The top story in Business Insider this week was the head-grabbing, doom-and-gloom article 'A minor ChatGPT update is a warning to founders: Big Tech can blow up your startup at any time'.

What is the update that will (potentially) blow up your startup? OpenAI is introducing the ability to upload PDFs to ChatGPT and then ask ChatGPT questions about the content of that document. If you ask me, it is a feature so basic that I would see it as a normal course of action for a company of that size and importance. Something like this shouldn't even make the news. But it did. Reading the article further, the authors ponder about the many startups that are using the functionality of ChatGPT to provide additional services. What are they going to do??

What do these companies do in the first place? They took a look at ChatGPT, assessed the current features, thought about all the other functions that would be useful to others, quickly built the extra functionality (that was referred to as a 'wrapper' in the article) on top of ChatGPT and launched a new product. A good example is Jasper.ai, which brands itself as 'an AI copilot for enterprise marketing teams who want better outcomes, not just faster outputs.' Based on the money raised, its valuation was as high as $1.5 billion, although recently, the company adjusted its internal valuation by 20%.

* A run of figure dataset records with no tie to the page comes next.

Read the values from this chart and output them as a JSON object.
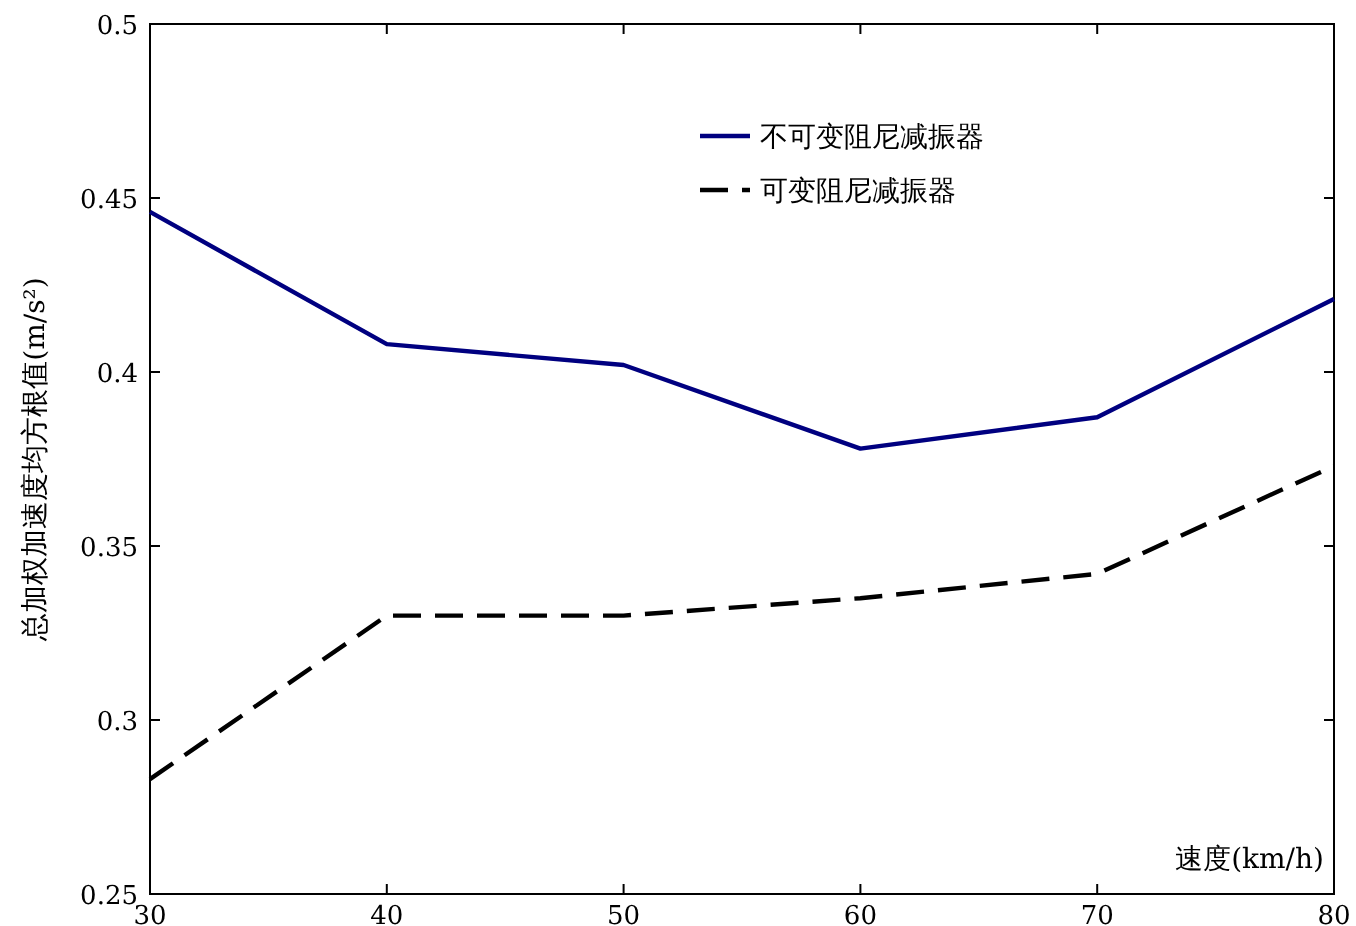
{
  "chart_data": {
    "type": "line",
    "xlabel": "速度(km/h)",
    "ylabel": "总加权加速度均方根值(m/s²)",
    "x": [
      30,
      40,
      50,
      60,
      70,
      80
    ],
    "series": [
      {
        "name": "不可变阻尼减振器",
        "color": "#000080",
        "line_style": "solid",
        "values": [
          0.446,
          0.408,
          0.402,
          0.378,
          0.387,
          0.421
        ]
      },
      {
        "name": "可变阻尼减振器",
        "color": "#000000",
        "line_style": "dashed",
        "values": [
          0.283,
          0.33,
          0.33,
          0.335,
          0.342,
          0.373
        ]
      }
    ],
    "xlim": [
      30,
      80
    ],
    "xticks": [
      30,
      40,
      50,
      60,
      70,
      80
    ],
    "ylim": [
      0.25,
      0.5
    ],
    "yticks": [
      {
        "value": 0.25,
        "label": "0.25"
      },
      {
        "value": 0.3,
        "label": "0.3"
      },
      {
        "value": 0.35,
        "label": "0.35"
      },
      {
        "value": 0.4,
        "label": "0.4"
      },
      {
        "value": 0.45,
        "label": "0.45"
      },
      {
        "value": 0.5,
        "label": "0.5"
      }
    ],
    "grid": false,
    "legend": "top right",
    "marker": "none"
  }
}
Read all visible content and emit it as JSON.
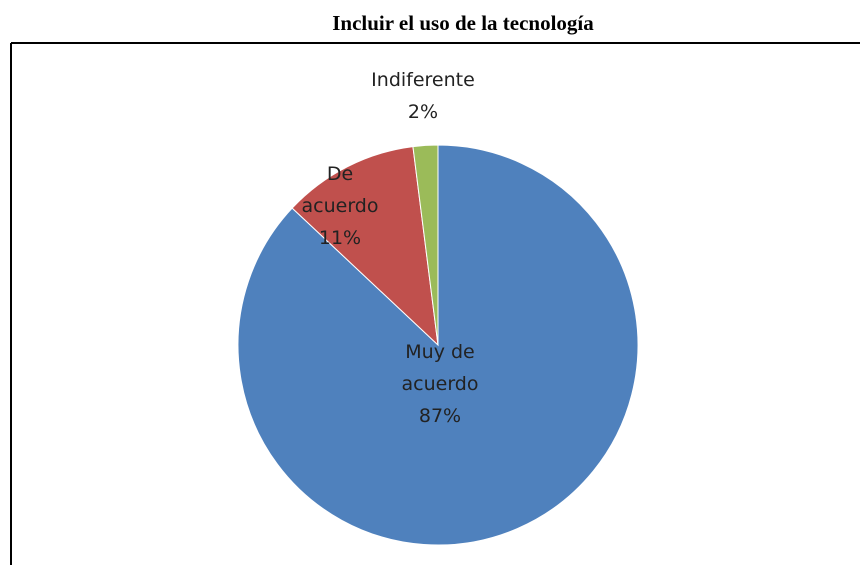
{
  "chart_data": {
    "type": "pie",
    "title": "Incluir el uso de la tecnología",
    "categories": [
      "Muy de acuerdo",
      "De acuerdo",
      "Indiferente"
    ],
    "values": [
      87,
      11,
      2
    ],
    "value_labels": [
      "87%",
      "11%",
      "2%"
    ],
    "colors": [
      "#4f81bd",
      "#c0504d",
      "#9bbb59"
    ]
  }
}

Perhaps management was overly optimistic about the market uptake of their products, maybe the economy is slowing down and marketing budgets are always the first to go (wrong approach, but that's for another post) or just maybe, the magic of OpenAI is available to others and no longer represents a competitive edge.

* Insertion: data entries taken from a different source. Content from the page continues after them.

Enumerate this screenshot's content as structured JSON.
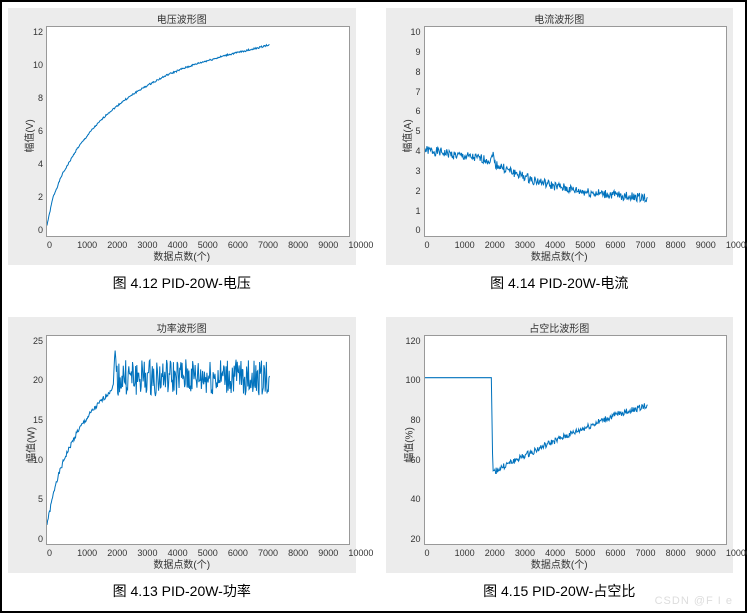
{
  "watermark": "CSDN @F I e",
  "shared": {
    "xlabel": "数据点数(个)",
    "xlim": [
      0,
      10000
    ],
    "xticks": [
      "0",
      "1000",
      "2000",
      "3000",
      "4000",
      "5000",
      "6000",
      "7000",
      "8000",
      "9000",
      "10000"
    ],
    "line_color": "#0072bd",
    "plot_bg": "#ffffff",
    "axes_bg": "#ececec",
    "grid_color": "#cccccc"
  },
  "p1": {
    "title": "电压波形图",
    "ylabel": "幅值(V)",
    "caption": "图 4.12 PID-20W-电压",
    "ylim": [
      0,
      12
    ],
    "yticks": [
      "12",
      "10",
      "8",
      "6",
      "4",
      "2",
      "0"
    ],
    "type": "line",
    "data_xmax": 7400,
    "points": [
      [
        0,
        0.6
      ],
      [
        200,
        2.2
      ],
      [
        500,
        3.5
      ],
      [
        1000,
        5.0
      ],
      [
        1500,
        6.1
      ],
      [
        2000,
        7.0
      ],
      [
        2500,
        7.7
      ],
      [
        3000,
        8.3
      ],
      [
        3500,
        8.8
      ],
      [
        4000,
        9.25
      ],
      [
        4500,
        9.6
      ],
      [
        5000,
        9.9
      ],
      [
        5500,
        10.15
      ],
      [
        6000,
        10.4
      ],
      [
        6500,
        10.6
      ],
      [
        7000,
        10.8
      ],
      [
        7400,
        11.0
      ]
    ],
    "noise": 0.05
  },
  "p2": {
    "title": "电流波形图",
    "ylabel": "幅值(A)",
    "caption": "图 4.14 PID-20W-电流",
    "ylim": [
      0,
      10
    ],
    "yticks": [
      "10",
      "9",
      "8",
      "7",
      "6",
      "5",
      "4",
      "3",
      "2",
      "1",
      "0"
    ],
    "type": "line",
    "data_xmax": 7400,
    "points": [
      [
        0,
        4.1
      ],
      [
        500,
        4.0
      ],
      [
        1000,
        3.85
      ],
      [
        1500,
        3.75
      ],
      [
        2000,
        3.65
      ],
      [
        2200,
        3.6
      ],
      [
        2250,
        4.1
      ],
      [
        2300,
        3.45
      ],
      [
        2800,
        3.1
      ],
      [
        3500,
        2.7
      ],
      [
        4200,
        2.4
      ],
      [
        5000,
        2.15
      ],
      [
        5800,
        2.0
      ],
      [
        6500,
        1.9
      ],
      [
        7000,
        1.85
      ],
      [
        7400,
        1.8
      ]
    ],
    "noise": 0.22
  },
  "p3": {
    "title": "功率波形图",
    "ylabel": "幅值(W)",
    "caption": "图 4.13 PID-20W-功率",
    "ylim": [
      0,
      25
    ],
    "yticks": [
      "25",
      "20",
      "15",
      "10",
      "5",
      "0"
    ],
    "type": "line",
    "data_xmax": 7400,
    "points": [
      [
        0,
        2.5
      ],
      [
        300,
        7.5
      ],
      [
        600,
        10.5
      ],
      [
        1000,
        13.5
      ],
      [
        1500,
        16.0
      ],
      [
        2000,
        18.0
      ],
      [
        2200,
        19.0
      ],
      [
        2250,
        23.5
      ],
      [
        2300,
        20.0
      ],
      [
        3000,
        20.0
      ],
      [
        4000,
        20.0
      ],
      [
        5000,
        20.0
      ],
      [
        6000,
        20.0
      ],
      [
        7000,
        20.0
      ],
      [
        7400,
        20.0
      ]
    ],
    "noise_ranges": [
      [
        0,
        2250,
        0.3
      ],
      [
        2250,
        7400,
        2.2
      ]
    ]
  },
  "p4": {
    "title": "占空比波形图",
    "ylabel": "幅值(%)",
    "caption": "图 4.15 PID-20W-占空比",
    "ylim": [
      20,
      120
    ],
    "yticks": [
      "120",
      "100",
      "80",
      "60",
      "40",
      "20"
    ],
    "type": "line",
    "data_xmax": 7400,
    "points": [
      [
        0,
        100
      ],
      [
        2100,
        100
      ],
      [
        2200,
        100
      ],
      [
        2250,
        55
      ],
      [
        2300,
        55
      ],
      [
        2800,
        59
      ],
      [
        3500,
        64
      ],
      [
        4200,
        69
      ],
      [
        5000,
        74
      ],
      [
        5800,
        79
      ],
      [
        6500,
        83
      ],
      [
        7000,
        85
      ],
      [
        7400,
        87
      ]
    ],
    "noise_ranges": [
      [
        0,
        2200,
        0
      ],
      [
        2250,
        7400,
        1.5
      ]
    ]
  }
}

Doing a quick search on Google 'Jasper.ai using OpenAI,’  one of the first links takes you to Jasper.ai website, where in painstaking detail, the company explains why - despite the awesomeness of ChatGPT - it still provides better value than ChatGPT on its own. The lengthy post (ironically well-optimized for SEO) talks about the many differences, indicating a clear superiority of Jasper.ai over ChatGPT... until the last section.

It reads:

Will ChatGPT replace Jasper?

ChatGPT is not a replacement for Jasper because it's not fine-tuned specifically for marketing and business use cases the way Jasper is.

For example, ChatGPT doesn't offer Brand Voice capabilities which makes it hard for teams to create consistently great, on-brand content.

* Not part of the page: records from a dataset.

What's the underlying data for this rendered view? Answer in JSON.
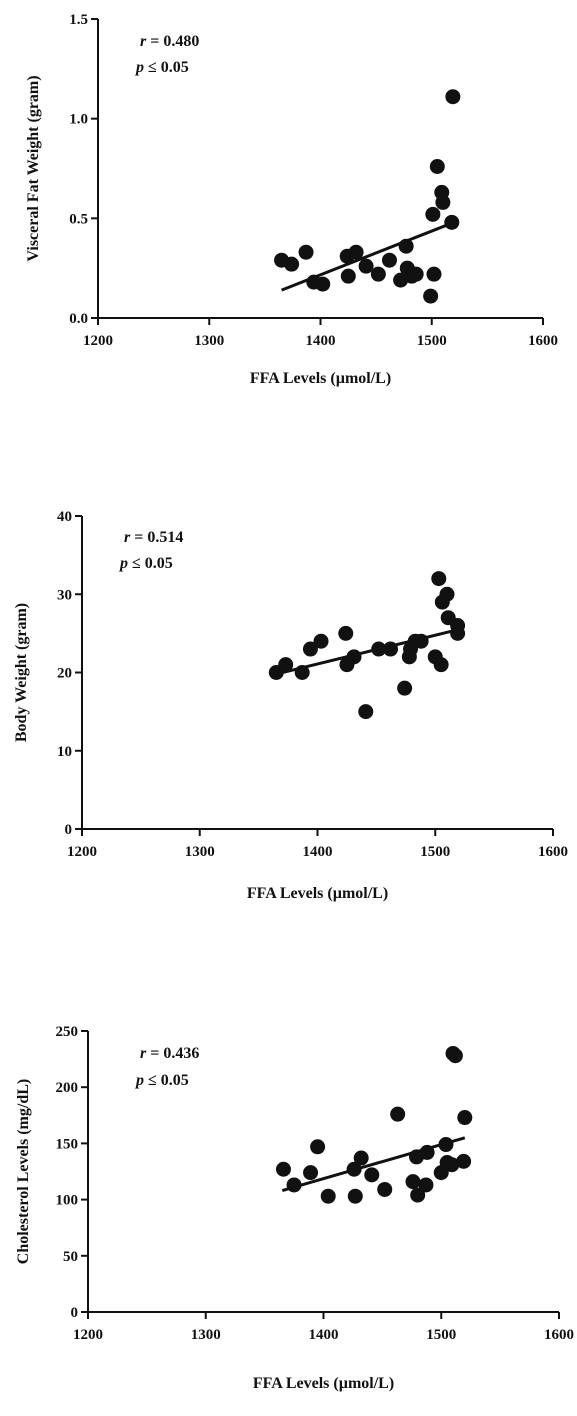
{
  "chart_data": [
    {
      "type": "scatter",
      "xlabel": "FFA Levels (µmol/L)",
      "ylabel": "Visceral Fat Weight (gram)",
      "xlim": [
        1200,
        1600
      ],
      "ylim": [
        0,
        1.5
      ],
      "xticks": [
        1200,
        1300,
        1400,
        1500,
        1600
      ],
      "yticks": [
        0.0,
        0.5,
        1.0,
        1.5
      ],
      "ytick_labels": [
        "0.0",
        "0.5",
        "1.0",
        "1.5"
      ],
      "stats": {
        "r_symbol": "r",
        "r_text": " = 0.480",
        "p_symbol": "p",
        "p_text": " ≤ 0.05"
      },
      "fit_line": [
        [
          1365,
          0.14
        ],
        [
          1520,
          0.48
        ]
      ],
      "points": [
        [
          1365,
          0.29
        ],
        [
          1374,
          0.27
        ],
        [
          1387,
          0.33
        ],
        [
          1394,
          0.18
        ],
        [
          1402,
          0.17
        ],
        [
          1424,
          0.31
        ],
        [
          1425,
          0.21
        ],
        [
          1432,
          0.33
        ],
        [
          1441,
          0.26
        ],
        [
          1452,
          0.22
        ],
        [
          1462,
          0.29
        ],
        [
          1472,
          0.19
        ],
        [
          1477,
          0.36
        ],
        [
          1478,
          0.25
        ],
        [
          1482,
          0.21
        ],
        [
          1486,
          0.22
        ],
        [
          1499,
          0.11
        ],
        [
          1501,
          0.52
        ],
        [
          1502,
          0.22
        ],
        [
          1505,
          0.76
        ],
        [
          1509,
          0.63
        ],
        [
          1510,
          0.58
        ],
        [
          1518,
          0.48
        ],
        [
          1519,
          1.11
        ]
      ]
    },
    {
      "type": "scatter",
      "xlabel": "FFA Levels (µmol/L)",
      "ylabel": "Body Weight (gram)",
      "xlim": [
        1200,
        1600
      ],
      "ylim": [
        0,
        40
      ],
      "xticks": [
        1200,
        1300,
        1400,
        1500,
        1600
      ],
      "yticks": [
        0,
        10,
        20,
        30,
        40
      ],
      "ytick_labels": [
        "0",
        "10",
        "20",
        "30",
        "40"
      ],
      "stats": {
        "r_symbol": "r",
        "r_text": " = 0.514",
        "p_symbol": "p",
        "p_text": " ≤ 0.05"
      },
      "fit_line": [
        [
          1365,
          19.8
        ],
        [
          1520,
          25.5
        ]
      ],
      "points": [
        [
          1365,
          20
        ],
        [
          1373,
          21
        ],
        [
          1387,
          20
        ],
        [
          1394,
          23
        ],
        [
          1403,
          24
        ],
        [
          1424,
          25
        ],
        [
          1425,
          21
        ],
        [
          1431,
          22
        ],
        [
          1441,
          15
        ],
        [
          1452,
          23
        ],
        [
          1462,
          23
        ],
        [
          1474,
          18
        ],
        [
          1478,
          22
        ],
        [
          1479,
          23
        ],
        [
          1483,
          24
        ],
        [
          1488,
          24
        ],
        [
          1500,
          22
        ],
        [
          1503,
          32
        ],
        [
          1505,
          21
        ],
        [
          1506,
          29
        ],
        [
          1510,
          30
        ],
        [
          1511,
          27
        ],
        [
          1519,
          26
        ],
        [
          1519,
          25
        ]
      ]
    },
    {
      "type": "scatter",
      "xlabel": "FFA Levels (µmol/L)",
      "ylabel": "Cholesterol Levels (mg/dL)",
      "xlim": [
        1200,
        1600
      ],
      "ylim": [
        0,
        250
      ],
      "xticks": [
        1200,
        1300,
        1400,
        1500,
        1600
      ],
      "yticks": [
        0,
        50,
        100,
        150,
        200,
        250
      ],
      "ytick_labels": [
        "0",
        "50",
        "100",
        "150",
        "200",
        "250"
      ],
      "stats": {
        "r_symbol": "r",
        "r_text": " = 0.436",
        "p_symbol": "p",
        "p_text": " ≤ 0.05"
      },
      "fit_line": [
        [
          1365,
          108
        ],
        [
          1520,
          155
        ]
      ],
      "points": [
        [
          1366,
          127
        ],
        [
          1375,
          113
        ],
        [
          1389,
          124
        ],
        [
          1395,
          147
        ],
        [
          1404,
          103
        ],
        [
          1426,
          127
        ],
        [
          1427,
          103
        ],
        [
          1432,
          137
        ],
        [
          1441,
          122
        ],
        [
          1452,
          109
        ],
        [
          1463,
          176
        ],
        [
          1476,
          116
        ],
        [
          1479,
          138
        ],
        [
          1480,
          104
        ],
        [
          1487,
          113
        ],
        [
          1488,
          142
        ],
        [
          1500,
          124
        ],
        [
          1504,
          149
        ],
        [
          1505,
          133
        ],
        [
          1509,
          131
        ],
        [
          1510,
          230
        ],
        [
          1512,
          228
        ],
        [
          1519,
          134
        ],
        [
          1520,
          173
        ]
      ]
    }
  ]
}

ChatGPT is a great intro to conversational AI, but is better used for personal tasks.

…and this is where it breaks.

The fact that the company has to write a blog post about how different it is from the supplier of the underlying technology is a problem. The fact that it is debating a question about the future of the technology it has zero influence over is naïve. The fact that its argument about Brand Voice capabilities is easily dismissed by another Google search 'ChatGPT command for brand voice' returning hundreds of results shows Jasper.ai’s lack of understanding of the market. All of this points to an incredibly weak market position.

Does Jasper.ai deliver value to its customers? I am sure it does, and I am sure that its customers are happy. But does the current version of Jasper.ai have any strategic advantage and any future? Unlikely. The market is already full of systems, products, solutions, and tools that are widely used. It’s only a matter of time before all these companies add ChatGPT to their mix. Just read this guide from HubSpot. Adding the functionality will cost HubSpot a few dollars. Jasper.ai, on the other hand, has to build all the functionality of HubSpot. I used HubSpot as an example, but any mature company in the content marketing space has an advantage over a company that started in 2021 and uses a tool that is available to anyone.

Recurrent pattern? When building the strategy for your company, make sure that the technology will provide you with a distinct competitive advantage that others will have a hard time replicating. So far, Jasper.ai is missing that pattern.